How did your club do? Back in the optimistic days of early June, when the World Cup was new and fresh, Michael Owen played for England and Trinidad and Tobago were the talk of the town, I set out to track the performances of all the premiership teams with players involved, writes Michael Hodgkin.
Using the Channel 4 News fantasy football game as a guide, I awarded each of the 16 English premiership and four SPL teams three points when one of its players scored, with two for an assist, and points to defenders according to how many goals their side conceded.
Predictably (and as predicted by some of my colleagues) the result was even more of a runaway Chelsea victory than this year's premiership - in another Italian victory, Claudio Ranieri's side beat nearest rivals Arsenal by 24 points. But it was an interesting exercise, nonetheless.

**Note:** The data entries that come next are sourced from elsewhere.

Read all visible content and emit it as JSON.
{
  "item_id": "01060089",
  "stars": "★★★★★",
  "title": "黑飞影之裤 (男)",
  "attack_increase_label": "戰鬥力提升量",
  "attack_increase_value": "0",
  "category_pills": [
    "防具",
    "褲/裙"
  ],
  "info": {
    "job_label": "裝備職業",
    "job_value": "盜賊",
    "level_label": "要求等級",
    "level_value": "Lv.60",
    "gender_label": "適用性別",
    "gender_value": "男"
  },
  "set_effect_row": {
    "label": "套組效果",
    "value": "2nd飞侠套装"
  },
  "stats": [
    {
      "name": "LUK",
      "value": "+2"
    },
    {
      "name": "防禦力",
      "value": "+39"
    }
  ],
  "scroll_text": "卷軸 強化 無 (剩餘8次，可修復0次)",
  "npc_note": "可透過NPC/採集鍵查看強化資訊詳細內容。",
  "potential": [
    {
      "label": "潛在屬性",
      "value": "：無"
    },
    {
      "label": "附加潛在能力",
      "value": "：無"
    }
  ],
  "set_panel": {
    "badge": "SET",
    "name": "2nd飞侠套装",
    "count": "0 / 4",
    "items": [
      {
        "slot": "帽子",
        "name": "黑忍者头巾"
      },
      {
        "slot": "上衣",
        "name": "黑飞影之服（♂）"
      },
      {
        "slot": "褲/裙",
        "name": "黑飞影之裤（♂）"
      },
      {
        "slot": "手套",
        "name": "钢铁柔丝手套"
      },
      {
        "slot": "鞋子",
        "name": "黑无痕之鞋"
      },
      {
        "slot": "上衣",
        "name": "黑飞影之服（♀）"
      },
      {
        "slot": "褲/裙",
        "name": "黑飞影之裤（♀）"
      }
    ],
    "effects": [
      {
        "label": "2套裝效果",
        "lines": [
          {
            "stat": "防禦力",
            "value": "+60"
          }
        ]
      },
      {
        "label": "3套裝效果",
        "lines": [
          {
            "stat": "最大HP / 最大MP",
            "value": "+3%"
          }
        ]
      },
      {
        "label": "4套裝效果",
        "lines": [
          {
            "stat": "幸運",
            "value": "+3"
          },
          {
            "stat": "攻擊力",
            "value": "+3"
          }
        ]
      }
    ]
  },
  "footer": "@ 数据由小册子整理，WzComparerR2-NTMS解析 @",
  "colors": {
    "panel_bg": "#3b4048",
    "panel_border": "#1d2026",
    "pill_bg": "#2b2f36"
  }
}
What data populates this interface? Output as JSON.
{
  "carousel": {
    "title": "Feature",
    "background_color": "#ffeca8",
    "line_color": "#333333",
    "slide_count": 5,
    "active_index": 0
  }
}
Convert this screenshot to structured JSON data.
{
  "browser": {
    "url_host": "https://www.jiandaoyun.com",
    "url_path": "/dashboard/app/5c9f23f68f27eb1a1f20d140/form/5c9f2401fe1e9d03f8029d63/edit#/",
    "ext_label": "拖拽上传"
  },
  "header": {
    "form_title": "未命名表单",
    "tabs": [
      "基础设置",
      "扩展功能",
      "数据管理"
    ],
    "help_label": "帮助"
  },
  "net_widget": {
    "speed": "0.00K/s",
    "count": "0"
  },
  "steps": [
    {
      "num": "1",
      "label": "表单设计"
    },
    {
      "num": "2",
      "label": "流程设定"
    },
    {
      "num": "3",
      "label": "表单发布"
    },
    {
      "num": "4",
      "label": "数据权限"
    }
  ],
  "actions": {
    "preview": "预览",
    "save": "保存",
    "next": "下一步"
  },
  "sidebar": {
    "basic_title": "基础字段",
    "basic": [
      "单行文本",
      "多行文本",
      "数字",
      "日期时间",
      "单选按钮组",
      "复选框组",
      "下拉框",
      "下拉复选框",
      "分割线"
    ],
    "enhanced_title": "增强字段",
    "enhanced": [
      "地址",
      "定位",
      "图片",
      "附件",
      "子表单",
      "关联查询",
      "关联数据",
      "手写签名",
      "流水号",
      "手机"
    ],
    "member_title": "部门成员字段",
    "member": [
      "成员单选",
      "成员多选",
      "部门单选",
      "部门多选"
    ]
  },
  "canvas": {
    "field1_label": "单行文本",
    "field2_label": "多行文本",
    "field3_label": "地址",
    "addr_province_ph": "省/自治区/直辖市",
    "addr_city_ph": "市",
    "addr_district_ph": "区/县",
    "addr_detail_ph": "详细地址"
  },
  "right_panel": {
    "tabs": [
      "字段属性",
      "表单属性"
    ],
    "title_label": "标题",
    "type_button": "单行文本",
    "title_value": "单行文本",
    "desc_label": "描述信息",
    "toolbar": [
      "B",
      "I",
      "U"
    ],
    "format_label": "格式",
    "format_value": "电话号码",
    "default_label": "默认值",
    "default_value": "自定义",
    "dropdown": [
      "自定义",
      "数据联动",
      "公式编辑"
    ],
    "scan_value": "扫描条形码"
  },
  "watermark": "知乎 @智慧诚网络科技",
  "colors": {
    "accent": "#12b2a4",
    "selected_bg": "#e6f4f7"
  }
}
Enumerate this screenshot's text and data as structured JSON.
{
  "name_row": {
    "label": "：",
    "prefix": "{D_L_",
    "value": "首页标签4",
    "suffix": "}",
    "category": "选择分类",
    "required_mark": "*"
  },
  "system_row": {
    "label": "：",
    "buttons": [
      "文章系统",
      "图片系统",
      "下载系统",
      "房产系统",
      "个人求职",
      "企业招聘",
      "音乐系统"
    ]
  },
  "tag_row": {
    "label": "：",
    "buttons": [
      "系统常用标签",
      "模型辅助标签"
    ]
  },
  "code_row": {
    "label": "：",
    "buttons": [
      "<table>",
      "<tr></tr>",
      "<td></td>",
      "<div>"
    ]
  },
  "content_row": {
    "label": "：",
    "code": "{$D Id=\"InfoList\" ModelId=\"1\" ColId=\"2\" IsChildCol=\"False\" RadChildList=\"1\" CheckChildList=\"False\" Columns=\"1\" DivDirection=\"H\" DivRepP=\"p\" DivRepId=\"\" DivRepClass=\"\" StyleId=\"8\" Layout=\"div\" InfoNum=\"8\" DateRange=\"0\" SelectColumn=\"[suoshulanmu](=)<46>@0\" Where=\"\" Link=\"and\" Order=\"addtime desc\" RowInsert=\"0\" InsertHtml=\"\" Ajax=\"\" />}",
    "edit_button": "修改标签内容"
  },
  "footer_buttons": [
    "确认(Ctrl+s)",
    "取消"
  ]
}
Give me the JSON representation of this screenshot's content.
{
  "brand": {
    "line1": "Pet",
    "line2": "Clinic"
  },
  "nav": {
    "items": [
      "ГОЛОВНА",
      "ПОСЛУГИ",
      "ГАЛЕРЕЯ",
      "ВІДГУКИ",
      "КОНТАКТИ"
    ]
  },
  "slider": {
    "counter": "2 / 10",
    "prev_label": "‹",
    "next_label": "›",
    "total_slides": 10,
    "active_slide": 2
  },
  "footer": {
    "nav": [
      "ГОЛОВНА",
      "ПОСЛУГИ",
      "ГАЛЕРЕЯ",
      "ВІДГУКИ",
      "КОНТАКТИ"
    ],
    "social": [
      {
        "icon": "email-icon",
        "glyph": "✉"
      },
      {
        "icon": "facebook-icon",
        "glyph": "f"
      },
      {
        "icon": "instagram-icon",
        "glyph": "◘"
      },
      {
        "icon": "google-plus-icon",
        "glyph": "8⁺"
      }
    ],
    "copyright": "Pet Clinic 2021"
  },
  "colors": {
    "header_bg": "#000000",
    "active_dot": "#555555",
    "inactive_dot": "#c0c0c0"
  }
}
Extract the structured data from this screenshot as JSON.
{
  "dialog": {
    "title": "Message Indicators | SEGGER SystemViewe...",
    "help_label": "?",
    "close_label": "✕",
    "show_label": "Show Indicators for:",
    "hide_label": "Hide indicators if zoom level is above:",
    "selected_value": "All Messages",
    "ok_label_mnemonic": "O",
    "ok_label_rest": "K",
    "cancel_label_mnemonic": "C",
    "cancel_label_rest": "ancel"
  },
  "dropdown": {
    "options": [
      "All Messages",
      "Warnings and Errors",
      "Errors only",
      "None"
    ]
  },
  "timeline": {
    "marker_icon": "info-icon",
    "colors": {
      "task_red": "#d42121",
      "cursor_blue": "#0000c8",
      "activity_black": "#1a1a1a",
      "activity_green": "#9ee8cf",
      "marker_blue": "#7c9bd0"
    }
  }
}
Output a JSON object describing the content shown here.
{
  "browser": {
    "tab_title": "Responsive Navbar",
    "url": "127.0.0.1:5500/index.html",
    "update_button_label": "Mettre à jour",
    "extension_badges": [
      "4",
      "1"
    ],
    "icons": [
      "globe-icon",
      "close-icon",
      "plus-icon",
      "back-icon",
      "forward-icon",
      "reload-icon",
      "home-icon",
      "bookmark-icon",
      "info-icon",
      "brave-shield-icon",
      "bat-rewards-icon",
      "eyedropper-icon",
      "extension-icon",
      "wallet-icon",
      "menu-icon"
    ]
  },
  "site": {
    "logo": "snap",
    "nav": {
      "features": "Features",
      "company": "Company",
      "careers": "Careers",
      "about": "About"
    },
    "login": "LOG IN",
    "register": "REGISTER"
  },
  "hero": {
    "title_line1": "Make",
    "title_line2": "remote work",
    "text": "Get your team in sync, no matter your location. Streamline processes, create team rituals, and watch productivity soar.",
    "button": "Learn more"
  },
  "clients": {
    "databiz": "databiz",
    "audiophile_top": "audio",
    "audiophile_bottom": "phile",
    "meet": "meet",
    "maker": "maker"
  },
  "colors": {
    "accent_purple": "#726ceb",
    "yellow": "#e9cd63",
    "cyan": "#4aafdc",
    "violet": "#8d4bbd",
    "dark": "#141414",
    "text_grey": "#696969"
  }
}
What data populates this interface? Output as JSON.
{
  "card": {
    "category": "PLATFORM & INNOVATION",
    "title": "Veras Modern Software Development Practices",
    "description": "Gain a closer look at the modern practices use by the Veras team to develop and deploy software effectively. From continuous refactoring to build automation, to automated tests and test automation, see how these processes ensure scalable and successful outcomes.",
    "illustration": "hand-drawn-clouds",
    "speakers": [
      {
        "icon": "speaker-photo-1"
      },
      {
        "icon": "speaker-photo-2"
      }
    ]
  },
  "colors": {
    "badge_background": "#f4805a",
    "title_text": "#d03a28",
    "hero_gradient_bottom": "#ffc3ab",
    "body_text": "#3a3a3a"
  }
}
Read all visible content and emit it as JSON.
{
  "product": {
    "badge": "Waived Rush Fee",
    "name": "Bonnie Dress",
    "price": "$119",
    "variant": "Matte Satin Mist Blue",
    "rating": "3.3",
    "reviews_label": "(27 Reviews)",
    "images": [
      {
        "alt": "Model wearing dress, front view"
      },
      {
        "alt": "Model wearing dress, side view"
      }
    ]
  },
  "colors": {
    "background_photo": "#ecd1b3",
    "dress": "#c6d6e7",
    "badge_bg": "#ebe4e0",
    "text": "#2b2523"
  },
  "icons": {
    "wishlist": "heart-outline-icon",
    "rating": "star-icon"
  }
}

The point of More4 News's World Cup fantasy premiership was that many football fans, as well as following national side, have a competing loyalty to their club's foreign players. So Arsenal and Chelsea fans could unite behind the France of Henry and Gallas in the final, though neither picked up any points.
In fact, the cup-winners Italy were one of six teams with no UK-based players at all, and the only one to make it out of the group stages.
With Chelsea and Arsenal each providing 16 players to the various squads in Germany, it was always going to be an uneven contest. Chelsea's top point-scorers were actually the Portuguese striker Ricardo Carvalho and the Ukrainian striker Andrei Shevchenko - who could be classed as a ringer, since he's yet to kick a ball for the Blues.
But Tottenham fans can take pride in the fact that, with only five players (four from England and one South Korea), they managed 17 points - all, believe it or not, courtesy of England keeper Paul Robinson, helped by the fact that goals in penalty shoot-outs don't count!